I note that since General Bell has been here, the initials “B.B.” have come to stand not for “Burwell Baxter” but for “Baek Bo-guk” – a nickname he was given, which means, “the defender of his country.” High praise from his hosts, and an indication of his bedrock belief in the Korean-American partnership.
General Bell’s 39 years in the Army have been filled with impressive accomplishments, in the United States and abroad. He commanded the U.S. Army’s Armor Center at Fort Knox. He led U.S. Army Europe at a time when our posture there was being overhauled. The work he did in Europe was instrumental not only in realigning our forces there, but in preparing NATO deployments for operations in Afghanistan.
B.B. and his wife Katie are inseparable, and we thank Katie for all the sacrifices she has made to support his career, and to better the lives of all of the soldiers, sailors, Marines, and airmen, and allies with whom General Bell has served. During their service in Korea, the Bells have grown very fond of this country, and I know they intend to make return visits with their Korean adopted granddaughter, Jin-Hui.
The well-deserved retirement that lies ahead is back home in Chattanooga. He is a fisherman, and I understand he always throws the trout back in the stream. I guess that way there’s no evidence. B.B., here’s hoping you land more than a few big ones.

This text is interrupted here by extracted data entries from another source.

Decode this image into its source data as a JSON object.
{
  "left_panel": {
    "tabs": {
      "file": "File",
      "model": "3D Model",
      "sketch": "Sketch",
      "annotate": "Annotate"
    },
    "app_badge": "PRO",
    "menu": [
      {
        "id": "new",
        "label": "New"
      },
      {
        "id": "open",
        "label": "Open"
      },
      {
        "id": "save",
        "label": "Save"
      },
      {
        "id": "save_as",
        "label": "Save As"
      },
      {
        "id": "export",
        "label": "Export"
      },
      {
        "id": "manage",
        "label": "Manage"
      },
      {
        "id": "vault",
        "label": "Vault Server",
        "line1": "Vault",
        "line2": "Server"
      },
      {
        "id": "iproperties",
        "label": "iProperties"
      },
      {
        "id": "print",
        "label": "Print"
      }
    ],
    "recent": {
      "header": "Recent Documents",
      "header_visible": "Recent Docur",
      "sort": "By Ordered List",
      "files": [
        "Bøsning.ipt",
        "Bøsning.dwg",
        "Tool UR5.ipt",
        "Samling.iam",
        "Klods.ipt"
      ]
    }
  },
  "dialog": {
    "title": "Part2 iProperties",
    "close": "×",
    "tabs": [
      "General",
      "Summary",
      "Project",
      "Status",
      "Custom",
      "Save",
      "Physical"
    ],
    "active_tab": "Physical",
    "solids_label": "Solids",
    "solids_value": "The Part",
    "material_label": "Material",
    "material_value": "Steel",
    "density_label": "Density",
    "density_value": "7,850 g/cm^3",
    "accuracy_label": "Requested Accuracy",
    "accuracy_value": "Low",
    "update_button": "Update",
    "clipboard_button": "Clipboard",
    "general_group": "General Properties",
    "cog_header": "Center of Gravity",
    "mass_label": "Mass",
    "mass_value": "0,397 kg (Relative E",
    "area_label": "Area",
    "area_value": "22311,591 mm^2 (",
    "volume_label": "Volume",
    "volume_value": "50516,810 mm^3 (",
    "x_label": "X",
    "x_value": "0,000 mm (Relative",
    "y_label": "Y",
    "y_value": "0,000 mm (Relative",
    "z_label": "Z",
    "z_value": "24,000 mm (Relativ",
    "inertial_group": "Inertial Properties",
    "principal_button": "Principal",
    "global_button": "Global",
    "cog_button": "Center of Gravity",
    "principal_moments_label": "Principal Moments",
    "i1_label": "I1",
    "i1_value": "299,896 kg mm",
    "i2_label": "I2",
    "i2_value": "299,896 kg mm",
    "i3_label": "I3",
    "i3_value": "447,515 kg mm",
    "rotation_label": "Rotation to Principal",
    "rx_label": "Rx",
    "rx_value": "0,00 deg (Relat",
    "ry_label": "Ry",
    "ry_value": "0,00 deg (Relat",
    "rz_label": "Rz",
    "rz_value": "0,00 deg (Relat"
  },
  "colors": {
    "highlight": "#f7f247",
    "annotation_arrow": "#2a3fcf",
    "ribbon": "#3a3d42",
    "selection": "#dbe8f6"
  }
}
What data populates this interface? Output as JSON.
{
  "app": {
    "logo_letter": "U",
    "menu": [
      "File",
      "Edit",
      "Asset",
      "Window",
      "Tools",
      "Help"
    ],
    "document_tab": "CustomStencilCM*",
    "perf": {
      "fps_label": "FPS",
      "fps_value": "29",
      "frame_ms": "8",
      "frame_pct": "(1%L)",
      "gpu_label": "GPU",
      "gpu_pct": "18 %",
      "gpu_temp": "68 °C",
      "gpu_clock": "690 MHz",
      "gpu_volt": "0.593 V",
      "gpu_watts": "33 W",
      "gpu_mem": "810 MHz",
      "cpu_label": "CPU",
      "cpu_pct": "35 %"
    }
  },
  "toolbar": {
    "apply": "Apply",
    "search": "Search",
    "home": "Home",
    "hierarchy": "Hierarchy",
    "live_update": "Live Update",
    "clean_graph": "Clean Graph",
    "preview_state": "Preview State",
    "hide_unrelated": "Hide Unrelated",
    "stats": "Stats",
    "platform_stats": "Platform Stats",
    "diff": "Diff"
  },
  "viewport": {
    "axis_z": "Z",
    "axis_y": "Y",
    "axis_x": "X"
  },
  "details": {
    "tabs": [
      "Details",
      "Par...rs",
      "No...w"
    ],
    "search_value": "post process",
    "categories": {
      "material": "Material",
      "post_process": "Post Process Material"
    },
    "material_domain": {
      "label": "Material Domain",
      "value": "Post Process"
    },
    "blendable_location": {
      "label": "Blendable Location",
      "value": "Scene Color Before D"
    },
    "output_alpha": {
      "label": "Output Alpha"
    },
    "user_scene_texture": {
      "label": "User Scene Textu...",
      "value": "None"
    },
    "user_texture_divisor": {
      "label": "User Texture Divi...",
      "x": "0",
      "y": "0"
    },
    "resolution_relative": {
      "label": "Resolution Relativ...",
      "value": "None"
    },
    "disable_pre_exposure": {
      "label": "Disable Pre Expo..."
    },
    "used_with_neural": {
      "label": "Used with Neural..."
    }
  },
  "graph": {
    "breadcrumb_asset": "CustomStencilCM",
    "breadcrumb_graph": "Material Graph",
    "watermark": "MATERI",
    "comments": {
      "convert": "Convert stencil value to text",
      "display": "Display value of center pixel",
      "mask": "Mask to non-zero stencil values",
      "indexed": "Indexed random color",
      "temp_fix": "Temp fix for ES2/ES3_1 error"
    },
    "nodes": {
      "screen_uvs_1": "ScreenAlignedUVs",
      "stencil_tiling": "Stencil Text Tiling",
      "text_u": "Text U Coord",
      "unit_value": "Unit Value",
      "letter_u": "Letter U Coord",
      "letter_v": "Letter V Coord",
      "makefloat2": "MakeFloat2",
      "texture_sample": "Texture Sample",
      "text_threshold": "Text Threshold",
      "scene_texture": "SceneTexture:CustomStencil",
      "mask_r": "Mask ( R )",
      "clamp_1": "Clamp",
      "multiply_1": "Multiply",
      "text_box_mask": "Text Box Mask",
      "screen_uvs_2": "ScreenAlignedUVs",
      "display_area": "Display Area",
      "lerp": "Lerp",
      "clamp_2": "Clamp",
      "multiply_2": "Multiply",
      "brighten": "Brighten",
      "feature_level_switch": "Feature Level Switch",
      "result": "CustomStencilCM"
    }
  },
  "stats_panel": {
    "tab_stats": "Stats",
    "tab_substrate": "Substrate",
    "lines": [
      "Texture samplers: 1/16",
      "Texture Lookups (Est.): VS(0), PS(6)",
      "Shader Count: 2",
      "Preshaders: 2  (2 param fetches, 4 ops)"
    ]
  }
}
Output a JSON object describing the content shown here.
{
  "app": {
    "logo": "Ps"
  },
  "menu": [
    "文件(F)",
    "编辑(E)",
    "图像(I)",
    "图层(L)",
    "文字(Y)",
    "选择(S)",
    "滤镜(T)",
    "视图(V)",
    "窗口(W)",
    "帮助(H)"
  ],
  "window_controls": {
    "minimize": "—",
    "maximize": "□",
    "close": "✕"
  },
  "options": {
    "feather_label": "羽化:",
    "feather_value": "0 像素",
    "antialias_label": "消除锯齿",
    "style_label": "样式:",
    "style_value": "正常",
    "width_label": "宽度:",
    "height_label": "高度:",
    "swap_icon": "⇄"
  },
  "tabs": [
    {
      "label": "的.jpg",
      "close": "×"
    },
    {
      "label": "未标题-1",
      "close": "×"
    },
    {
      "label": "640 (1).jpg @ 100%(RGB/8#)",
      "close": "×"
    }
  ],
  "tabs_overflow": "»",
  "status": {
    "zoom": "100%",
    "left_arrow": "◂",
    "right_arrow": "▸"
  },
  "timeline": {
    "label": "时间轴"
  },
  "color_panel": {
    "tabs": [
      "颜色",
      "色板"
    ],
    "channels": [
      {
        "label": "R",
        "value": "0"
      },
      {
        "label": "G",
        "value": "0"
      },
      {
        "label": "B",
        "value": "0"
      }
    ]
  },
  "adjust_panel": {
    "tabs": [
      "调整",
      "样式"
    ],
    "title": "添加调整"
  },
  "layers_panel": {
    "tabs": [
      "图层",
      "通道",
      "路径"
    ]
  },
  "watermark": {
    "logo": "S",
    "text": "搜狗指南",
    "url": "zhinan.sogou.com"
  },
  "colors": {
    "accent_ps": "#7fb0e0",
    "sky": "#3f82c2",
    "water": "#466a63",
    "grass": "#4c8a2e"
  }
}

General Bell’s successor, General Walter Sharp, who also calls Tennessee home, is the right man to maintain this important alliance and continue to transform it so that it is even stronger in the 21st century. His previous experience in Korea and years on the Joint Staff have prepared him well for this command. A proven organizer and leader, General Sharp will work hand-in-hand with our Korean friends, military and civilian, to preserve and strengthen this bulwark of freedom that has deterred armed aggression against the Republic of Korea. Having worked with you at the Pentagon, Skip, I know how good you are at what you do and look forward to seeing you thrive in this new role. I wish you and Joanne the best.